Ford is using coffee waste from McDonald’s to make different car parts, including vehicle headlights

Illuminating Beans

With consumers across the globe becoming more concerned about waste, especially when it comes to plastics, firms and manufacturers all over the world have been forced to look towards recycling or alternatives. Some companies go to extreme lengths to ensure they use sustainable materials.

Ford, the motor vehicle giant, is one of them. It has turned towards a very unique idea of recycling materials. To make its vehicle headlights, it is now using coffee waste. The vehicle manufacturer will be using coffee chaff, the skin of coffee beans that are normally thrown away when roasting them. The coffee bean chaff will be converted into headlamp housing for specific models of Ford.

Normal production of headlamp housing sees plastic being processed with talc, a mineral rock powder which cannot be recycled. The mineral will be substituted with the coffee chaff. The use means that headlamps have the same strength and quality, but are lighter in weight.

Coffee is a beverage that is used extensively all over the world and produces immense amounts of waste, which are normally simply thrown away. After Ford was able to perfect its process, it reached out to McDonald’s to tap into their large volume of coffee use. McDonald’s doesn’t roast its own coffee, but obtains it from different suppliers. Ford has contacted the suppliers through the fast food chain in order to get the chaff.

From Food to Cars

Ford has been using different organic materials and wastes for a number of different items in their vehicles for a time now. Foam produced from soy  has been used in car seats since 2011. The company also uses wheat, tomato and a variety of other plants in their production. Talking about the organic materials being researched on, Debbie Miewelski, the Senior Technical Leader of Materials Sustainability at Ford said,

“If you came to our lab, it looks somewhere between a landfill and a farm”
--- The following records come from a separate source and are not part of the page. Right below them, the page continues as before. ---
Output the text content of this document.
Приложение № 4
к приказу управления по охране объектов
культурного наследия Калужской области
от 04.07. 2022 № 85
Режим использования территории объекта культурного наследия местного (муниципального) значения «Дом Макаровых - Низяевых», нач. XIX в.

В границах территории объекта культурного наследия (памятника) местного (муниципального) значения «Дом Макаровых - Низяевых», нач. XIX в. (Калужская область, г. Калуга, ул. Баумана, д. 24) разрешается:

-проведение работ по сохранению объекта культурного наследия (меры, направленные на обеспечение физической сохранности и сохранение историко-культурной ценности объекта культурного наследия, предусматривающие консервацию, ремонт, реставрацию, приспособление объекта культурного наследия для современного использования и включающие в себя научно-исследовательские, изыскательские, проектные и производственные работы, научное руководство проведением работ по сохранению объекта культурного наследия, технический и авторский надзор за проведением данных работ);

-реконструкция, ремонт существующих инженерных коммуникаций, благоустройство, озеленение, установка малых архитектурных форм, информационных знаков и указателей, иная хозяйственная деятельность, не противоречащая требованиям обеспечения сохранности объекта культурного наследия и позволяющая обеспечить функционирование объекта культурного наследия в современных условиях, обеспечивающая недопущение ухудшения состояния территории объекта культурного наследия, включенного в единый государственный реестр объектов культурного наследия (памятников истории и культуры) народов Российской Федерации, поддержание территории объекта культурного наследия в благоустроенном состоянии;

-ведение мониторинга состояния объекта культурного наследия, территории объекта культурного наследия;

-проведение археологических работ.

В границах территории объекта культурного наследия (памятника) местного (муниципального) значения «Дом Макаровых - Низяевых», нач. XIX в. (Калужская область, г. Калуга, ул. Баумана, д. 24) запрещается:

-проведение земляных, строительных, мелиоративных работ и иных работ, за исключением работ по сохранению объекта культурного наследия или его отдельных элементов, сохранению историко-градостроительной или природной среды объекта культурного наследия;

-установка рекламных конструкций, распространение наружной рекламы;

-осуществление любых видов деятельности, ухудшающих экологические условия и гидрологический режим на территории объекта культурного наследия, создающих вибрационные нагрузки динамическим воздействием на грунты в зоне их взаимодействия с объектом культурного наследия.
The partnering up of a vehicle manufacturer and a fast food company is very unique. McDonald’s is also very conscious about its sustainability goals. It has recently been able to source all of its US based coffee sustainably, an achievement a year before its target date. This and the scale of operations of the food chain is what prompted Ford to contact them for collaborating towards a common goal of reducing their dependency on one time use materials. McDonald’s sales volume and the back end supply chain procurement means that they can provide Ford with all the coffee chaff they need.

“We’ve conventionally thought of collaborations as within the food industry,” said Director of Global Sustainability at McDonald’s, “This is just scratching the surface of trying to understand what’s possible.”